Hersteller von COVID-19-Impfstoffen müssen dann für Impfschäden haften, wenn nicht bekannte Nebenwirkungen auftreten, die die Zulassung des Impfstoffs beeinträchtigt hätten.
Was ist das Nutzen-Risiko-Verhältnis von Corona-Impfstoffen
Beim Nutzen-Risiko-Verhältnis geht es um die Abwägung von dem zu erwartendem Nutzen und den zu befürchtenden Risiken einer COVID-19-Impfung.

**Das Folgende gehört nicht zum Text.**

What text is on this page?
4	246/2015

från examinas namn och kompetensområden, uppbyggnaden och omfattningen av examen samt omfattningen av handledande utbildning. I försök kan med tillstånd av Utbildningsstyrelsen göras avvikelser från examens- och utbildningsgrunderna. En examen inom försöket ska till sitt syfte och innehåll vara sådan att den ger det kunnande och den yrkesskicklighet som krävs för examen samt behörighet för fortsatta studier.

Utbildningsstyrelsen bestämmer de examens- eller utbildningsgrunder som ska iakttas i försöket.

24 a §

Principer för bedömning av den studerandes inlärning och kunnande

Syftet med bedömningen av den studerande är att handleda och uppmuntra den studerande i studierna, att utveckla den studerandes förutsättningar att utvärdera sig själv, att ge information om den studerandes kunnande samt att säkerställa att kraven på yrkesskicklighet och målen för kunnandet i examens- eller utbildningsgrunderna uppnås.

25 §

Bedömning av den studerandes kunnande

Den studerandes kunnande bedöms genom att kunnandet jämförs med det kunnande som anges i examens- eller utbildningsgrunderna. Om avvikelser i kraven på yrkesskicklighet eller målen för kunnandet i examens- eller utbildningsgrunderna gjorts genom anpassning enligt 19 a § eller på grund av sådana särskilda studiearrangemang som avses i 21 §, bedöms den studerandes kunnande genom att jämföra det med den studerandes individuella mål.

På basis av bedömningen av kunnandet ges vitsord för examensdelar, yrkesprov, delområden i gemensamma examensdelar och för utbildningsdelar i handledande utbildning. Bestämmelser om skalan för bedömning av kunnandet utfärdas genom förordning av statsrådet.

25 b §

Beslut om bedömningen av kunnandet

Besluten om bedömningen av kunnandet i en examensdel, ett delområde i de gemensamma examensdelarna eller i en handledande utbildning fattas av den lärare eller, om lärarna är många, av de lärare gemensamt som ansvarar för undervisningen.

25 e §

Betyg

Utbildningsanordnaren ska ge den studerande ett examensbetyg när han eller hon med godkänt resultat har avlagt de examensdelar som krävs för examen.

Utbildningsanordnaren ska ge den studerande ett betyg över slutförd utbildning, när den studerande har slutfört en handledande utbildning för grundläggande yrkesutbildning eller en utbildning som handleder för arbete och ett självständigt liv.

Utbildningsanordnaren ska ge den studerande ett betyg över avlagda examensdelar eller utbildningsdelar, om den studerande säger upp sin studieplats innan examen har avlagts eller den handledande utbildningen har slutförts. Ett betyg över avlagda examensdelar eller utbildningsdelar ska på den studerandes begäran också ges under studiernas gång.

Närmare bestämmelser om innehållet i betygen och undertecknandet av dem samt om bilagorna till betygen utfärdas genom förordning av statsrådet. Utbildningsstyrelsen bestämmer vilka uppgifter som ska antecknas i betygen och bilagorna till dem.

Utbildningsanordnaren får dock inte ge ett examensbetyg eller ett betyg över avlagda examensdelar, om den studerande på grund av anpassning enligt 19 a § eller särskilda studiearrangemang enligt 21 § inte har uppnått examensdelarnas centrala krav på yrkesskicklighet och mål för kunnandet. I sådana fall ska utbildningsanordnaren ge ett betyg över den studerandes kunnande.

Hierbei geht es um eine generelle Abwägung, bei der individuelle Fälle nicht ausschlaggebend sind, soweit die Nutzen-Risiko-Bewertung als sozial-adäquat eingeordnet werden kann.
Warum gibt es keinen Schadensersatz bei schweren Nebenwirkungen einer COVID-19-Impfung.
Es gibt keinen Schadensersatz bei schweren Nebenwirkungen nach einer COVID-19-Impfung, weil die Voraussetzungen der Gefährdungshaftung nach § 84 AMG nicht erfüllt sind. Der Comirnaty-Impfstoff hat ein positives Nutzen-Risiko-Verhältnis und wurde regulär zugelassen. Es konnte zudem kein schuldhaftes Handeln des Herstellers nachgewiesen werden.